While possibly better options such as Radek Martinek from the New York Islanders or Matt Hunwick from the Colorado Avalanche could have been tried, the asking price might have been higher and less easy for the Capitals, especially for a defenseman who seems like nothing but an insurance for Mike Green. However, considering Caps GM George McPhee’s familiarity with Avs GM Greg Sherman, a deal there might have been able to be done. Nonetheless, not much was given up for him and he provides a little bit of defensive depth in the face of injuries.
The Arnott deal brought the team’s grade up, though, seeing as he was on the Caps’ radar all along and gives the team more than many other centers could give.

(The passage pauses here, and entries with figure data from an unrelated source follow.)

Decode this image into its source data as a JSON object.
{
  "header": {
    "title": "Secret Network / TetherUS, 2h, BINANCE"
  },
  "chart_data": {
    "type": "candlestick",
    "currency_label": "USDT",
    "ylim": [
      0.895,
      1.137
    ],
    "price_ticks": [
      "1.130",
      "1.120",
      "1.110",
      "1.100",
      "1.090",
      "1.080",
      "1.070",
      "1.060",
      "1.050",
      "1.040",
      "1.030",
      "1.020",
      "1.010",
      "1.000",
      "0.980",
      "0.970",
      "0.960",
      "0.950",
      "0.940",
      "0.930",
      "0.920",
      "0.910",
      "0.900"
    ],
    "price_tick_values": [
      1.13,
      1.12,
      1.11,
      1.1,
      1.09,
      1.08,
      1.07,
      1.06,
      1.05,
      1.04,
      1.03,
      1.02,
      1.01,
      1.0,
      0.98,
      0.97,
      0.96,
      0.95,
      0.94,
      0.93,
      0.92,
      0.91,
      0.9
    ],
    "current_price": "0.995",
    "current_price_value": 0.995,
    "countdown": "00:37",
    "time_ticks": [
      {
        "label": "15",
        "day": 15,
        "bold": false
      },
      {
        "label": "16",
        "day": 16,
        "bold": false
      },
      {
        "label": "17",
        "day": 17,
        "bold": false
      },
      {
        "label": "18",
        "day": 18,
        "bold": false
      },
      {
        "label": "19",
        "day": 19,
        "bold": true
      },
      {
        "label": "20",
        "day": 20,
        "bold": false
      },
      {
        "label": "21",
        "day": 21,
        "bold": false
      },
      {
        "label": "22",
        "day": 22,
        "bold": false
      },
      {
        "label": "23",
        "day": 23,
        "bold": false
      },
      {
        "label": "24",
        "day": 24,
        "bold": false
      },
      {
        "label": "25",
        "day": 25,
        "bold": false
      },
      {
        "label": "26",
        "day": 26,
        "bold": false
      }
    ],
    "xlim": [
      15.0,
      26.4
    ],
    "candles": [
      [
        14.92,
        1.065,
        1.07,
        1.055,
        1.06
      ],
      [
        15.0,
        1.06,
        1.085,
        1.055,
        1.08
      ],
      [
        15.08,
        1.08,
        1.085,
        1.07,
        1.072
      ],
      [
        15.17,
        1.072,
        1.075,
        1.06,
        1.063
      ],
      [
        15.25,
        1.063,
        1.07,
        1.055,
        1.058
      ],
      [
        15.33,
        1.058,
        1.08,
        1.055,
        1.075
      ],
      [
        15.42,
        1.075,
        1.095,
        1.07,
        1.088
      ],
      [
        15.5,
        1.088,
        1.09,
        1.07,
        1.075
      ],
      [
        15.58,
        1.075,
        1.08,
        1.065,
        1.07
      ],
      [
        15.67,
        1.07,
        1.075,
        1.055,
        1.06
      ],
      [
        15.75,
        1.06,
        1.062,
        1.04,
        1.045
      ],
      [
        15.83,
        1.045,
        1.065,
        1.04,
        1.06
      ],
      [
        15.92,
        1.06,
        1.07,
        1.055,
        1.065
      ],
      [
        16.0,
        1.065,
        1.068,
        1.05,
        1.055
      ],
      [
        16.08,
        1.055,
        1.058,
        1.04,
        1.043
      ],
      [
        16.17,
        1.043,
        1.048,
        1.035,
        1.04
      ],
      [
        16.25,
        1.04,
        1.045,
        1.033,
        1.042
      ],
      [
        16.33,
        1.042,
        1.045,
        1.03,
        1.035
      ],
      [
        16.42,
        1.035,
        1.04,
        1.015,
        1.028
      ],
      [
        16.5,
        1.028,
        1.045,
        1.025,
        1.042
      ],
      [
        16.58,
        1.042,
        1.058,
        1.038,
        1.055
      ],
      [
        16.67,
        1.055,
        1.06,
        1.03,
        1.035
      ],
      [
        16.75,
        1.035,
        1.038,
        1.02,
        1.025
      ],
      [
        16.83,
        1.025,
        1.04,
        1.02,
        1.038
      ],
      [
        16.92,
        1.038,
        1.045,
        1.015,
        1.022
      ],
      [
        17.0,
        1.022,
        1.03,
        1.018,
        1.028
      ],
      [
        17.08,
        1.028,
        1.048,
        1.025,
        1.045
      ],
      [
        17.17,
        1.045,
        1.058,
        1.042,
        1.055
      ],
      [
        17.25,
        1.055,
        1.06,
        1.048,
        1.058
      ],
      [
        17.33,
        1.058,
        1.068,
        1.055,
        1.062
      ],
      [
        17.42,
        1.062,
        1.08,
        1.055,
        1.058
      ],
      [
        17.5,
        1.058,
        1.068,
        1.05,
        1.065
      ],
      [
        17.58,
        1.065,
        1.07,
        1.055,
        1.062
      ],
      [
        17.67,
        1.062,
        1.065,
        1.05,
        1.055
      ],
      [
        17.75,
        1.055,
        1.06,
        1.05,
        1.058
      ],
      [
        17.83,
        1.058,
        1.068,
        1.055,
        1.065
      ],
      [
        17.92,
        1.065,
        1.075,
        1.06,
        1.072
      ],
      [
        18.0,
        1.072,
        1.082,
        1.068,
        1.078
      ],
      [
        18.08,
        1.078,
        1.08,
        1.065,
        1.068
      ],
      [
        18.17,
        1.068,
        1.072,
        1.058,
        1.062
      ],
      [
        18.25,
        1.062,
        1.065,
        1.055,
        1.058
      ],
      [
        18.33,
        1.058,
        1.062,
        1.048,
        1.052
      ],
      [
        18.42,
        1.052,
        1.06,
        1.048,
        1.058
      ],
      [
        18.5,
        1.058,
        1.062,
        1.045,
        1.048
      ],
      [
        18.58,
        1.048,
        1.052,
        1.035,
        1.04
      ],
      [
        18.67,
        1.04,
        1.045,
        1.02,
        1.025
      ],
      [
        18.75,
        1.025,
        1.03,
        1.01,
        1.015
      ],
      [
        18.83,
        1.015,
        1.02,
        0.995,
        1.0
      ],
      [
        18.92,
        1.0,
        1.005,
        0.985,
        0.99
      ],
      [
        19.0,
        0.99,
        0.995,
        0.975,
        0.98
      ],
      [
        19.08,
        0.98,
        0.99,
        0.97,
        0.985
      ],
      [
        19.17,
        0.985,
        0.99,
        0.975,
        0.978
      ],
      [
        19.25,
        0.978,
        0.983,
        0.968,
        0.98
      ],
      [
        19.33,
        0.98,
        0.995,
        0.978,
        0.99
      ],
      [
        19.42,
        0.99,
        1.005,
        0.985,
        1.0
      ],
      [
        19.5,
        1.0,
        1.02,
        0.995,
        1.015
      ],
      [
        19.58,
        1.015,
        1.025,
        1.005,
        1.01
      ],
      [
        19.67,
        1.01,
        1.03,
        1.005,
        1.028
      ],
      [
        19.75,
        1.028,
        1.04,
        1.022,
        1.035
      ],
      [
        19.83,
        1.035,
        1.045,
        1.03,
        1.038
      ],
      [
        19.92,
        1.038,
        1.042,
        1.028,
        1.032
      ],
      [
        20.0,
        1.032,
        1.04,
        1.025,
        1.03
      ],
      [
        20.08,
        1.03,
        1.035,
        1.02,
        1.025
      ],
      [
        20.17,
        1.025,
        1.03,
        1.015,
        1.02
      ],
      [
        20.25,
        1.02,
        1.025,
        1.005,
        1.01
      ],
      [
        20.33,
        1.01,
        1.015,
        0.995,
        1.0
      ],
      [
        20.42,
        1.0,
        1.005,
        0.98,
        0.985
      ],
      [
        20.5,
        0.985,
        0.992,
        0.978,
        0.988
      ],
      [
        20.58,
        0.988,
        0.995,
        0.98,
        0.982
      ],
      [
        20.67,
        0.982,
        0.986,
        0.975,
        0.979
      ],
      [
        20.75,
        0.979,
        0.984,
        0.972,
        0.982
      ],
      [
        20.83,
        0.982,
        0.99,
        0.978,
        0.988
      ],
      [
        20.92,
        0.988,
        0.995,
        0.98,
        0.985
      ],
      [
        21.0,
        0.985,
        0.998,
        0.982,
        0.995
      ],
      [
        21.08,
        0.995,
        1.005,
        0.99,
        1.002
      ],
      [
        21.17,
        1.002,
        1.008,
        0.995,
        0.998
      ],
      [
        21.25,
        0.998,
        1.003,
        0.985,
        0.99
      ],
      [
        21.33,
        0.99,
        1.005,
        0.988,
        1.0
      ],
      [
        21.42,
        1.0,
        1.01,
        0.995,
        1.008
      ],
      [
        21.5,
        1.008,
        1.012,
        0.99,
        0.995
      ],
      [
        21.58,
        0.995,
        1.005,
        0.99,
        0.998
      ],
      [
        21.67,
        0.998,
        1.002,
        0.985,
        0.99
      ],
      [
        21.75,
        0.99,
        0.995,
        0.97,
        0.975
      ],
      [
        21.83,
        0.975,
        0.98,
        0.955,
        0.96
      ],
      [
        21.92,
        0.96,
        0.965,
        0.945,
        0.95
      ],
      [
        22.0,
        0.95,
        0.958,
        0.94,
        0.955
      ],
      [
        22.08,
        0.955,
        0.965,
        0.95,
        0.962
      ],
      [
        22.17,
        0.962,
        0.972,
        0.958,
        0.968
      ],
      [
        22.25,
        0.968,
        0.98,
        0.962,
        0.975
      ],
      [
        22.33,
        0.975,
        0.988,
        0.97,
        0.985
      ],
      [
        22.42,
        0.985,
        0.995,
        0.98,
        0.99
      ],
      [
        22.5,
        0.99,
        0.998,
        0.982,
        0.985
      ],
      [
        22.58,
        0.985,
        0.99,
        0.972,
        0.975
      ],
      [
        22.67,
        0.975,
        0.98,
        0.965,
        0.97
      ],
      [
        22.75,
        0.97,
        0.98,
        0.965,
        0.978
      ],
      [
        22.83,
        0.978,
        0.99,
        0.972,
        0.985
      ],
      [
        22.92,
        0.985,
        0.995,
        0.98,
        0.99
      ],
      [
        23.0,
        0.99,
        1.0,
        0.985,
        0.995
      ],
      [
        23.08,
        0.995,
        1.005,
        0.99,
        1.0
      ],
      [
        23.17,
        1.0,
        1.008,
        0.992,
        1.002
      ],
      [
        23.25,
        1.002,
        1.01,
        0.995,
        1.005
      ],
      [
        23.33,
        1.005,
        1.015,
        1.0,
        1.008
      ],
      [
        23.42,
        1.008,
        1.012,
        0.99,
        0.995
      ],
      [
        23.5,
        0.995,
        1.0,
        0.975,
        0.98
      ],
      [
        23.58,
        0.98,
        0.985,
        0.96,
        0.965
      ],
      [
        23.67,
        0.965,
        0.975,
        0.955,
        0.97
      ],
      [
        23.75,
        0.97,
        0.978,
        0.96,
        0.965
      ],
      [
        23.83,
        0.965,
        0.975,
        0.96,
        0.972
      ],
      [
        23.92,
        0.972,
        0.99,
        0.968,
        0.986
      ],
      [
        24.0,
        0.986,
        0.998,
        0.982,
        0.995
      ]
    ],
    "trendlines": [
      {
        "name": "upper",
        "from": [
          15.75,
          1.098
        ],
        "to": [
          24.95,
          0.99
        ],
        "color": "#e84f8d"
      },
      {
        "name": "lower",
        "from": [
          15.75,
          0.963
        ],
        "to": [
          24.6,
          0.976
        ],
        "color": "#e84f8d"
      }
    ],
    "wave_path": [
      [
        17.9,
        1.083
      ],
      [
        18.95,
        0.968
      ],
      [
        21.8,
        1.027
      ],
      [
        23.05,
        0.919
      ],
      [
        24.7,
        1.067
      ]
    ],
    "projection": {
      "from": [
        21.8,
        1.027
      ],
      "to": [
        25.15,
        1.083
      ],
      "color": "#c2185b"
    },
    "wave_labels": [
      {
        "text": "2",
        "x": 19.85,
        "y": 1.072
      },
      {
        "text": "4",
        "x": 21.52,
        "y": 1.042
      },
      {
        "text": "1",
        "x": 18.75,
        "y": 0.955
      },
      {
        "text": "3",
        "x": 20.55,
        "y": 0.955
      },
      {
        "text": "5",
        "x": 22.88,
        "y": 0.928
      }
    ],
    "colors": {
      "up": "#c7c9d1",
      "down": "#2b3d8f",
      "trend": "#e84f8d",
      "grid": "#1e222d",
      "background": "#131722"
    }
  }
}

With the main concern being a center for the Caps, McPhee had told Caps’ senior writer Mike Vogel yesterday that he likes Marcus Johansson in the second center spot. Having said that, if Washington is trying to win soon (like, this year), as good as Johansson looks like he will be, developing a player in such a high role would have been a questionable move. To give Johansson another year or two to form his responsibilities in a much lesser role should help him in the long run. Arnott in replacing Johansson as a rental player should give the team a better chance now.
What Washington also needed to consider were the missing intangibles. The lack of identity, and seemingly a loss of confidence, the Capitals had to consider bringing in a leader who has been through the playoffs and can be vocal at times. Arnott provides just that, and not only has he been through the playoffs, but has been to the Finals and has won the Cup.
Some were concerned that the Capitals were not going to do anything, and that Saturday’s waiver pick up of Marco Sturm was going to be the only move since Tomas Fleischmann was moved for Scott Hannan earlier this season. All the other general managers were making moves and going after all the players that filled their team’s voids. It was difficult to watch it all happen, when all the problems with the Caps seemed so glaring and obvious.
These moves made by Washington finally show the fans, observers, and the players on the team that there is a commitment to winning in Washington soon, and McPhee deserves praise for making that statement today. How these trades will pan out will have to wait, as the Caps sit as the fifth seed in the Eastern Conference. The Capitals will need to begin gearing for the playoffs now with the squad they have, but it will be an interesting final 17 games in the regular season.
Note: Washington’s next game will be tomorrow at home against the New York Islanders.